Evrenin yüzde 80'den fazlasının karanlık maddeden oluştuğu söyleniyor. Nedense bilim insanları karanlık maddenin tam olarak ne olduğunu keşfedebilmiş değiller. Ancak karanlık maddenin ne olduğuyla ilgili bir çok teori bulunmaktadır. Son zamanlarda ortaya atılan “Karanlık madde, yerçekimi dalgalarından oluşuyor olabilir” teorisi de bunlardan biri.
Princeton Üniversitesi'nden David Spergel ile Brown Üniversitesi'nden Evan McDonough ve Stephon Alexander, karanlık maddeye yeni bir yaklaşım getirdiler. Spergel tarafından yapılan açıklamalara göre, yürüttükleri eşsiz yaklaşım karanlık madde bulmanın bir yolunu sağlayabilir. Karanlık maddenin kümelenmiş dağılımını kozmik bir mikrodalga zemine saçarak, Big Bang radyasyonuna benzer bir etki yaratabileceklerini düşünüyorlar.
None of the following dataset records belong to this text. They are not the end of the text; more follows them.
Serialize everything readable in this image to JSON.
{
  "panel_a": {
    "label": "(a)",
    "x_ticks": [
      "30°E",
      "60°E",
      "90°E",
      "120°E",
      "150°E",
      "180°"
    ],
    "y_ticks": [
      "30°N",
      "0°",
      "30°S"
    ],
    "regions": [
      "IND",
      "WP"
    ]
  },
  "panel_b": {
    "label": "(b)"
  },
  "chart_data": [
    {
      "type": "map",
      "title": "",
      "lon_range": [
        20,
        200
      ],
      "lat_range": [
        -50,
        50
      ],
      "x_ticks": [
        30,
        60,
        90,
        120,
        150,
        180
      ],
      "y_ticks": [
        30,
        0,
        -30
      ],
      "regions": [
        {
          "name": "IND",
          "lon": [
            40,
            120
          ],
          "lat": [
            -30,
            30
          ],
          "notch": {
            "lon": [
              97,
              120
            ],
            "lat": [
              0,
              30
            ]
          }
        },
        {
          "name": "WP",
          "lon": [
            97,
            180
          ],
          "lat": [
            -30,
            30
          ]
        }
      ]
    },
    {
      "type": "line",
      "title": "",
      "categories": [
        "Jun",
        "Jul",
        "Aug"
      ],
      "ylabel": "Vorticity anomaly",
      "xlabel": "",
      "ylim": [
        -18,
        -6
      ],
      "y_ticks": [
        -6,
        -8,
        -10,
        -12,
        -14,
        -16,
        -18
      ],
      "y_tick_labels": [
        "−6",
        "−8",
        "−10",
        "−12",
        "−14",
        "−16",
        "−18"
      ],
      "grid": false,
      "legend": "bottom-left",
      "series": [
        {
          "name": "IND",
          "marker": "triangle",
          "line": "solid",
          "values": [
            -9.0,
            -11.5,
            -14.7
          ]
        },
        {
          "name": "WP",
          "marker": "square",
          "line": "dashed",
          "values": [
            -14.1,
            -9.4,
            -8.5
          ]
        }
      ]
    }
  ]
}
Hatta bilim insanı, araştırmalarının Galaksi gibi çok daha büyük ölçekli yapıların oluşumunu dahi etkileyebileceğini düşünüyor.
McDonough’un ekibi, karanlık maddeyi daha yakından tanıyabilmek için bugünün karanlık maddesiyle aynı olmayan karanlık madde kuarkları adı verilen parçacıkları varsayan ilkel evren modelini kullandı. Bu koyu kuarklar, “kiralite” olarak adlandırılan nötrinolarla benzer özelliklere sahip olabilirler. Kiralite özelliğinden kısaca bahsetmek gerekirse, rotasyon ile kendileri elde edilemeyen ancak benzerleri elde edilebilen moleküller için kullanılan bir tanımdır. Bunun yanı sıra parçacık fiziğinin Standart Model'inde dört temel kuvvetle etkileşen parcacıklara kuark denir. Eğer araştırmalar olumlu devam ederse ekip, kendi karanlık maddesini üretebilecek.
Araştırma ekibinin, konuyla ilgili yaptıkları açıklamada,”Karanlık maddenin var olduğunu biliyoruz. Çünkü yerçekiminin görünür madde ve elektromanyetik radyasyon ile nasıl etkileşime girdiğini gözlemleyebiliyoruz. Orada bir şey var, ancak henüz tam olarak derinlemesine göremediğimiz için konuyla ilgili yeterli bilgiye sahip değiliz.” dedi. Bu sebeple ikili ortaya attıkları teorinin, kanıtlanabilirse karanlık madde ile ilgili bir çok bilgiyi de açığa çıkaracağını düşünüyor.
Bilim camiasının, sahip olduğu yetersiz bilgi ve karanlık madde üzerindeki ilgisi düşünüldüğünde her teoriye oldukça sıcak bakıyor olması oldukça doğal. Bu alana getirilen her yeni teori beraberinde yeni soru işaretlerini getirirken karanlık maddenin keşfi konusundaki amaçlarına bir adım daha yaklaştırmış oluyorlar. Peki, sizce karanlık maddenin keşfi insanlık adına ne kadar önemli bir keşif?